Asymptotic Preserving scheme for strongly anisotropic parabolic equations for arbitrary anisotropy direction
For researchers simulating magnetically confined fusion plasmas, this method enables accurate and efficient simulations of anisotropic heat transport regardless of anisotropy direction, removing a key constraint of previous approaches.
This paper introduces a new Asymptotic-Preserving method for strongly anisotropic heat equations that works for arbitrary anisotropy directions, overcoming limitations of prior methods that required open field lines. The method achieves convergence independent of the anisotropy parameter on coarse Cartesian grids.

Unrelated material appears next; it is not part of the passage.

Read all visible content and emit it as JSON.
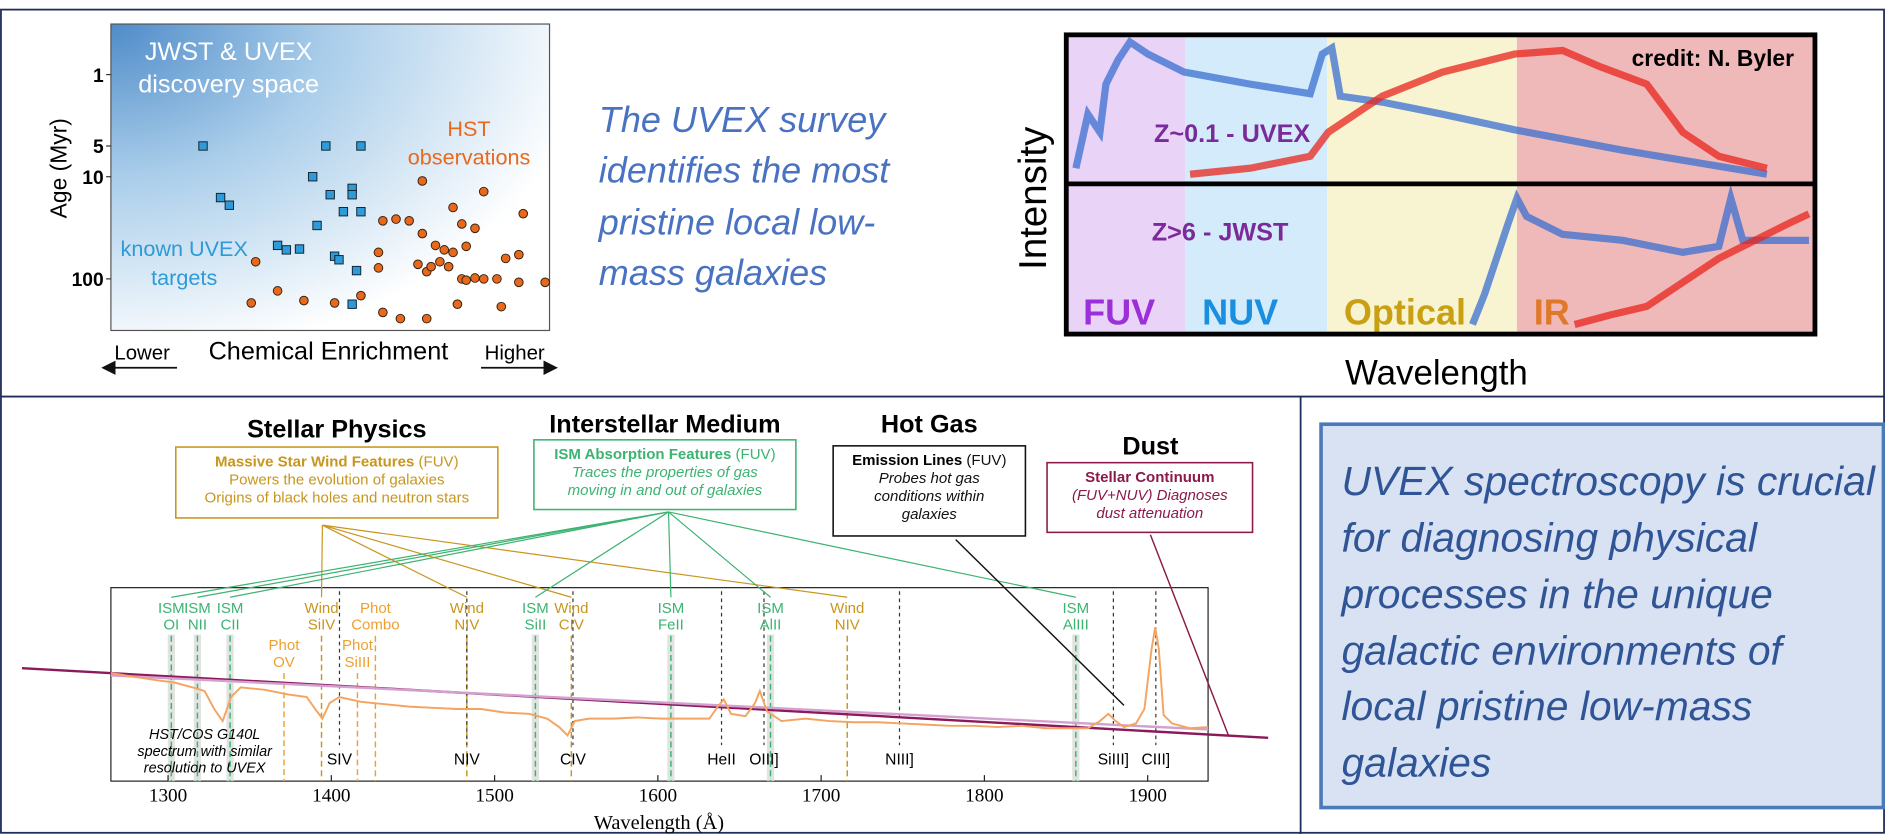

This paper deals with the numerical study of a strongly anisotropic heat equation. The use of standard schemes in this situation leads to poor results, due to the high anisotropy. Furthermore, the recently proposed Asymptotic-Preserving method [arXiv:1203.6739] allows to perform simulations regardless of the anisotropy strength but its application is limited to the case, where the anisotropy direction is given by a field with all field lines open. In this paper we introduce a new Asymptotic-Preserving method, which overcomes those limitations without any loss of precision or increase in the computational costs. The convergence of the method is shown to be independent of the anisotropy parameter $0 < \eps <1$, and this for fixed coarse Cartesian grids and for variable anisotropy directions. The context of this work are magnetically confined fusion plasmas.